General instructions for labs:
Today’s lab is a review lab. It is not meant to be comprehensive; instead, the goal is to recap a few of the items we’ve covered this year. For the second exam, anything we’ve done this far is fair play as far as visualization and interpretation. From the first unit, there will be not be questions on the specific aspects of the grammar of graphics.
There’s a new version of ggplot2! This is wonderful news. You can upload the new version of the package using the following code:
#update.packages("ggplot2")
The main highlights of the ggplot2 package are found at this link here. For our purposes, I want to focus on two new developments, both of which should be easy to implement.
First, subtitles, and a more coordinated effort at labeling axes. Additionally, notice the title is now left-aligned (instead of center-aligned).
ggplot(mpg, aes(displ, hwy)) +
geom_point(aes(color = class)) +
geom_smooth(se = FALSE, method = "loess") +
labs(
title = "Fuel efficiency generally decreases with engine size",
subtitle = "Two seaters (sports cars) are an exception because of their light weight",
caption = "Data from fueleconomy.gov"
)
Second, when making barplots, the categories now stack in the same order as the legend.
avg_price <- diamonds %>%
group_by(cut, color) %>%
summarise(price = mean(price)) %>%
ungroup() %>%
mutate(price_rel = price - mean(price))
ggplot(avg_price) +
geom_col(aes(x = cut, y = price, fill = color))
Pretty dope!
Return to the polls data set, which stores information from polls taken prior to the 2016 election.

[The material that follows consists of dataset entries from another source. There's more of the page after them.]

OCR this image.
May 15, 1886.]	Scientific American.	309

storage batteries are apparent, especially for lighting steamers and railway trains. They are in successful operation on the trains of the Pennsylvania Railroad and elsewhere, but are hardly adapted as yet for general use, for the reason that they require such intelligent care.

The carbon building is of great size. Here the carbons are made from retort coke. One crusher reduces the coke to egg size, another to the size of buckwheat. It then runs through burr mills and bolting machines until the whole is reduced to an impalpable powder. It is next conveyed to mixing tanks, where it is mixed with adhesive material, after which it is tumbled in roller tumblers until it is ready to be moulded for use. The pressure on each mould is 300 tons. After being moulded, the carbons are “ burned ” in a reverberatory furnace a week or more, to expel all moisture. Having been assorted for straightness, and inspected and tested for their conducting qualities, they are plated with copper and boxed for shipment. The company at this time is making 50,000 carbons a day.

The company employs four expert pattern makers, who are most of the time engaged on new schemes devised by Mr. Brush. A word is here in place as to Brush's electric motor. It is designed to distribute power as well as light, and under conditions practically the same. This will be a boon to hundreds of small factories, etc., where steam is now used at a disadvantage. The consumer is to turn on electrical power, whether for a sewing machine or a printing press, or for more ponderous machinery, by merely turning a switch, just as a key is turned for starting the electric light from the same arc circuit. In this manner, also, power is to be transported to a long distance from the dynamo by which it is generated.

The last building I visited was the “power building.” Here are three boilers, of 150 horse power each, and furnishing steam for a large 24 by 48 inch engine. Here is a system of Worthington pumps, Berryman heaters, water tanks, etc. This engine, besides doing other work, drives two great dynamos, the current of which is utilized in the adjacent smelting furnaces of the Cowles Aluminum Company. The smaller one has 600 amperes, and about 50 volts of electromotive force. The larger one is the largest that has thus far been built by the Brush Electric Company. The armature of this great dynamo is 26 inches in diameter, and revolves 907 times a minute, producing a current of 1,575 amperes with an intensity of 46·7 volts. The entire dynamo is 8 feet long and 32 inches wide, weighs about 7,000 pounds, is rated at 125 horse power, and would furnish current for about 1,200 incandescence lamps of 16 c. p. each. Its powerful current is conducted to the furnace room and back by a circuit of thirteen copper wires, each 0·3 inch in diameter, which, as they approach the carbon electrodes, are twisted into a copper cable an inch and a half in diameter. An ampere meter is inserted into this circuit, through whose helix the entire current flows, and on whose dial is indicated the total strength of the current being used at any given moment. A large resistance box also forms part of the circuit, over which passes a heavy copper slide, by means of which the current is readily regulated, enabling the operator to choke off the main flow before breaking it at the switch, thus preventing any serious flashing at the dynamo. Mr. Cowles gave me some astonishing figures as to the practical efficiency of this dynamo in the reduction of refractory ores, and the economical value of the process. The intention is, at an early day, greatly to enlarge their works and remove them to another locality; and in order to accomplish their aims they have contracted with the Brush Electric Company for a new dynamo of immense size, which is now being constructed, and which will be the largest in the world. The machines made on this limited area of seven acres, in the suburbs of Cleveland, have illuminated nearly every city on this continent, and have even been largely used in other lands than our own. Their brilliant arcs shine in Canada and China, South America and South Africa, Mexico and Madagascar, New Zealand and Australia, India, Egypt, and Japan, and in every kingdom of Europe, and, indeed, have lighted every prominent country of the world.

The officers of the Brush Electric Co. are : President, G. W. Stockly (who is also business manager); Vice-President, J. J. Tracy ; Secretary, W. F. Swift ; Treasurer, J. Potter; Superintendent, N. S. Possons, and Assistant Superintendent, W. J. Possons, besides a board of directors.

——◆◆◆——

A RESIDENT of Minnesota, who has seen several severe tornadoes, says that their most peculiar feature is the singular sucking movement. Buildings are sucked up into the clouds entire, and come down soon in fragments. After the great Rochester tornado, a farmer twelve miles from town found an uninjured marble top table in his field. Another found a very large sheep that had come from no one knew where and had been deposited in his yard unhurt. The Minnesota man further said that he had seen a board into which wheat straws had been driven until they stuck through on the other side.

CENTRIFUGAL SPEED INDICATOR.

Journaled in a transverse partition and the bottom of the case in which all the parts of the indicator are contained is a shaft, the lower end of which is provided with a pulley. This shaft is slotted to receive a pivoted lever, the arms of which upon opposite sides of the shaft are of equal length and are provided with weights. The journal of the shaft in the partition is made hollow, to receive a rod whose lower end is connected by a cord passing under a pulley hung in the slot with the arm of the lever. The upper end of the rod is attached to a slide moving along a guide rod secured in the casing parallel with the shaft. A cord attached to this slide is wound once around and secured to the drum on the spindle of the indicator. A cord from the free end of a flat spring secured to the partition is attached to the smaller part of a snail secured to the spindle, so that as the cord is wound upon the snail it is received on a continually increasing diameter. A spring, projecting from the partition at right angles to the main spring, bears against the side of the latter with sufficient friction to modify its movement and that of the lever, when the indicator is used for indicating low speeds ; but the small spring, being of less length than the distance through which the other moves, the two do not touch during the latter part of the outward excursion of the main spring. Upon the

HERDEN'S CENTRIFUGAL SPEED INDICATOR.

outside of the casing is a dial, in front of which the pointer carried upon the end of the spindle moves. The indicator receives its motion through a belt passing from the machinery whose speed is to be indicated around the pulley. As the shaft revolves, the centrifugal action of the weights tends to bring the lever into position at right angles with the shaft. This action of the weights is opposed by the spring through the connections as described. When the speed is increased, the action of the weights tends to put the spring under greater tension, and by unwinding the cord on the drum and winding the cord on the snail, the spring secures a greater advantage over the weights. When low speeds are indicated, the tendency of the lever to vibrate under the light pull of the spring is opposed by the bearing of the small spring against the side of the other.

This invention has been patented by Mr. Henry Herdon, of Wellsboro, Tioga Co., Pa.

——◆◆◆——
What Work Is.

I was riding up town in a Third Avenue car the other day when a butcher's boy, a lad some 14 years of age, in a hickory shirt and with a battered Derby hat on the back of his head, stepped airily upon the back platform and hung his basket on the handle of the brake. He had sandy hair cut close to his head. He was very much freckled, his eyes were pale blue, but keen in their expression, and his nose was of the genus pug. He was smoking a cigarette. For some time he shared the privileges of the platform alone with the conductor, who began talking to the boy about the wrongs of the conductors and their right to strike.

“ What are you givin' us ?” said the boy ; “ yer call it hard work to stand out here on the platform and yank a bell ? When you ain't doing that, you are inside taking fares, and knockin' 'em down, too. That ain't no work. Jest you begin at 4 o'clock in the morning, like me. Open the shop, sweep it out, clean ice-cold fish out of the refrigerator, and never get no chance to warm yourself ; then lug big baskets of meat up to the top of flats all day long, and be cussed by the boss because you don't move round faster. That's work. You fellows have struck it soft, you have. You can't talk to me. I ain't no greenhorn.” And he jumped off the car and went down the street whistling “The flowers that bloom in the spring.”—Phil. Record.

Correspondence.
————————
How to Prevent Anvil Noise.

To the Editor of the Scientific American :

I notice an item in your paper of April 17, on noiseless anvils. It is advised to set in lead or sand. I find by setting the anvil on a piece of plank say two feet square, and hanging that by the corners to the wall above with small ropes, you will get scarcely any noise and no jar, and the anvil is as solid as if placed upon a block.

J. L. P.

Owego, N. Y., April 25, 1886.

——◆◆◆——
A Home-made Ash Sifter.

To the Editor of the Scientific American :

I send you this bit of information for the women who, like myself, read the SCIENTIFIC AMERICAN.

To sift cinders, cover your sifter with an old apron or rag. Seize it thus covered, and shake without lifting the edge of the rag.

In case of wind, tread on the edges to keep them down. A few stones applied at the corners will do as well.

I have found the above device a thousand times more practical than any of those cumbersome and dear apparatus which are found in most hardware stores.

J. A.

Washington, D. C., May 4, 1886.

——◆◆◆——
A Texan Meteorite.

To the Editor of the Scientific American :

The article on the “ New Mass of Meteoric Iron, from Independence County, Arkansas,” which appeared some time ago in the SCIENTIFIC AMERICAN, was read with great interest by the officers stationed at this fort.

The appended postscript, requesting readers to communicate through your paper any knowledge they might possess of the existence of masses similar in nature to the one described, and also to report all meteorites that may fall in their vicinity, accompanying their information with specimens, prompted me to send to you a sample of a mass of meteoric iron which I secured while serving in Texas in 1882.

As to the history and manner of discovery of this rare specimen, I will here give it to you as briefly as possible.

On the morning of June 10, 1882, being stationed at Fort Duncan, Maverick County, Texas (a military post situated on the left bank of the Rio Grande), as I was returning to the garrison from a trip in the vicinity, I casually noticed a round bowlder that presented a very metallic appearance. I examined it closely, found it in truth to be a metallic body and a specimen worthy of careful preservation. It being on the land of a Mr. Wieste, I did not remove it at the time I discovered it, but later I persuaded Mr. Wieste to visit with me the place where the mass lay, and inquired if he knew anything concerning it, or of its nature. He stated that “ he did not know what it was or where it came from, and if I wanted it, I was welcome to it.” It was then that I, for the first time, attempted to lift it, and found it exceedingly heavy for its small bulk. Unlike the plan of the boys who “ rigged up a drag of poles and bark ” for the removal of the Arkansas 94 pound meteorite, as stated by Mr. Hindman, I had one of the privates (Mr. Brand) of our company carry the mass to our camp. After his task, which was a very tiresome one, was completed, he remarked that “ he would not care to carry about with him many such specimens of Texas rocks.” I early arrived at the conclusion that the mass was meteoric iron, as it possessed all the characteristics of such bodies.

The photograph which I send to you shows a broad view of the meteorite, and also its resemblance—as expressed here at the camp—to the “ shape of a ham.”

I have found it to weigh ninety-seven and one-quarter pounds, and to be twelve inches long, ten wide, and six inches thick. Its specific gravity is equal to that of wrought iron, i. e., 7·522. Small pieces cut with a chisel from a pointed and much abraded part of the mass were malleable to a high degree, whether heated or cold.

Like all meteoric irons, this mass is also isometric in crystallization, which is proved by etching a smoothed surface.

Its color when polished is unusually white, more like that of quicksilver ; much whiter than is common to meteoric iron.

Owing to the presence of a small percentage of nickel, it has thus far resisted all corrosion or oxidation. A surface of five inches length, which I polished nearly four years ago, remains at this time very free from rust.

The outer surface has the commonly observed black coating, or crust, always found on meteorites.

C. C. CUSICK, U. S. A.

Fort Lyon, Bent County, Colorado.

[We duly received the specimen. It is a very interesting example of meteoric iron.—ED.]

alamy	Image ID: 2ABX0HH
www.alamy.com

You can directly access the .csv in R, and please use the following code to filter the data set.
library(dplyr); library(ggplot2)
polls.16 <- read.csv("http://projects.fivethirtyeight.com/general-model/president_general_polls_2016.csv")
polls.16 <- polls.16 %>% select(-createddate, -timestamp) %>%
filter(type == "polls-plus") %>%
mutate(pollster.abbrev = substr(pollster, 1, 8),
clin.perc = adjpoll_clinton/100)
Q1 Make the following plot, which shows the results from 6 top-rated polls on the same date. Refer to the code above the subtitle and footnote. Use the clin.perc variable above.
Q2 Summarize the plot in 3-4 sentences, including reference to the meaning of the error bars. What does this suggest about the polls, and Clinton’s overall voting share on that date?
Q3 On a scale of 1 (least accurate) to 10 (most), rate this poll, and justify your opinion. What could be done to improve its accuracy?
A pollster decides to take a look at the adjusted poll support for Donald Trump relative to the raw numbers. Reminder: the adjusted numbers account for the demographics of those polled, relative to who is expected to turn out for the election.
Make the following scatter plot using the polls.16 data. No additional data manipulation is needed.
Q5 How do state-level trends compare to the solid line? And what does this suggest about the adjustment method for voting support?
Q6 Comment on the state-to-state differences in the links between adjusted and raw voting percentages (Note: this is different than comparing each state’s support for Trump, which is a much easier question). For example, consider how strong each state’s line-of-best-fit is. Notice anything?
A pollster is interested in the support for Gary Johnson. Use the following code to get you started.
library(ggthemes); library(maps)
states <- map_data("state")
dim(states)
## [1] 15537 6
polls.16.ave <- polls.16 %>%
mutate(region = tolower(state)) %>%
group_by(region) %>%
summarise(johnson.vote.ave = mean(adjpoll_johnson, na.rm = TRUE), n.poll = n())
states.johnson <- inner_join(polls.16.ave, states, by = "region")
Now, make the following plot:
Q7 Comment on region-level differences in the support for Johnson in 1-2 sentences that the lay reader could understand.
Q8 Which state was polled most often and least often? Does that effect your interpretation of the map?